Il paraitrait que ce week-end, il y aurait, dans la capitale obscure d'un pitit état du sud de la Belgique, la première édition d'un festival avec des blogs dedans. Des blogs avec des lettres, et tout. Ca rentrerait dans le cadre d'un festival pour la lecture dans le XIème arrondissement de Paris. J'imagine qu'on peut très bien lire ailleurs aussi, mais bon.

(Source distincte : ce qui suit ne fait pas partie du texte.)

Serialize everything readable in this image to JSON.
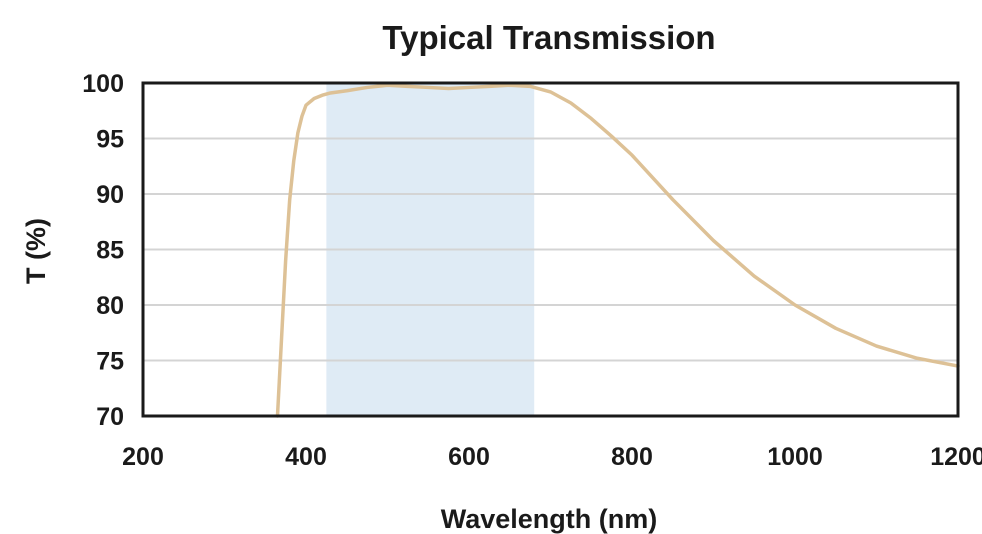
{
  "chart_data": {
    "type": "line",
    "title": "Typical Transmission",
    "xlabel": "Wavelength (nm)",
    "ylabel": "T (%)",
    "xlim": [
      200,
      1200
    ],
    "ylim": [
      70,
      100
    ],
    "x_ticks": [
      "200",
      "400",
      "600",
      "800",
      "1000",
      "1200"
    ],
    "y_ticks": [
      "70",
      "75",
      "80",
      "85",
      "90",
      "95",
      "100"
    ],
    "grid": true,
    "highlight_band": {
      "x_start": 425,
      "x_end": 680,
      "color": "#dfebf5"
    },
    "series": [
      {
        "color": "#ddc196",
        "x": [
          365,
          370,
          375,
          380,
          385,
          390,
          395,
          400,
          410,
          420,
          430,
          450,
          475,
          500,
          525,
          550,
          575,
          600,
          625,
          650,
          675,
          700,
          725,
          750,
          775,
          800,
          850,
          900,
          950,
          1000,
          1050,
          1100,
          1150,
          1200
        ],
        "y": [
          70,
          77,
          84,
          89.5,
          93,
          95.5,
          97,
          98,
          98.6,
          98.9,
          99.1,
          99.3,
          99.6,
          99.8,
          99.7,
          99.6,
          99.5,
          99.6,
          99.7,
          99.8,
          99.7,
          99.2,
          98.2,
          96.8,
          95.2,
          93.5,
          89.5,
          85.8,
          82.6,
          80.0,
          77.9,
          76.3,
          75.2,
          74.5
        ]
      }
    ]
  },
  "colors": {
    "axis": "#1a1a1a",
    "grid": "#d4d4d4",
    "band": "#dfebf5",
    "line": "#ddc196"
  }
}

Alors bon, à priori, c'est gratuit et y aura plein de blogueurs. Et même des gens qui savent écrire sans blog. Et même des gens qui savent bloguer sans écrire (genre, en dessinant). Alors je me tate. C'est ouvert à tous, mais du coup, ça n'a pas que des avantages. Ils vont quand même jusqu'à recevoir Planche-Woman (s'obstiner à ce point dans l'absence de seins, ça relève du super-héroïsme), Pervers pépère et à laisser la sécurité à un barbu, qui plus est roux. C'est dire si j'hésite.
Et puis leur site me colle encore plus le doute. J'affiche quoi moi?

" ou "

C'est pas facile. Parce que bon, c'est que je suis célibataire ce week-end, je peux faire ce que je veux (wouh ouh, à moi le ronflement nocturne). Et puis ce serait l'occasion de réclamer une dédicace à Francis, lui qui m'en extorque une chaque année au festiblog. Mais en même temps, je crains que la sncb n'ait pas encore compris le concept de tarif de dernière minute.

Rhaaaaa c'est pas facile. Mlle Gima, je ne te remercie pas!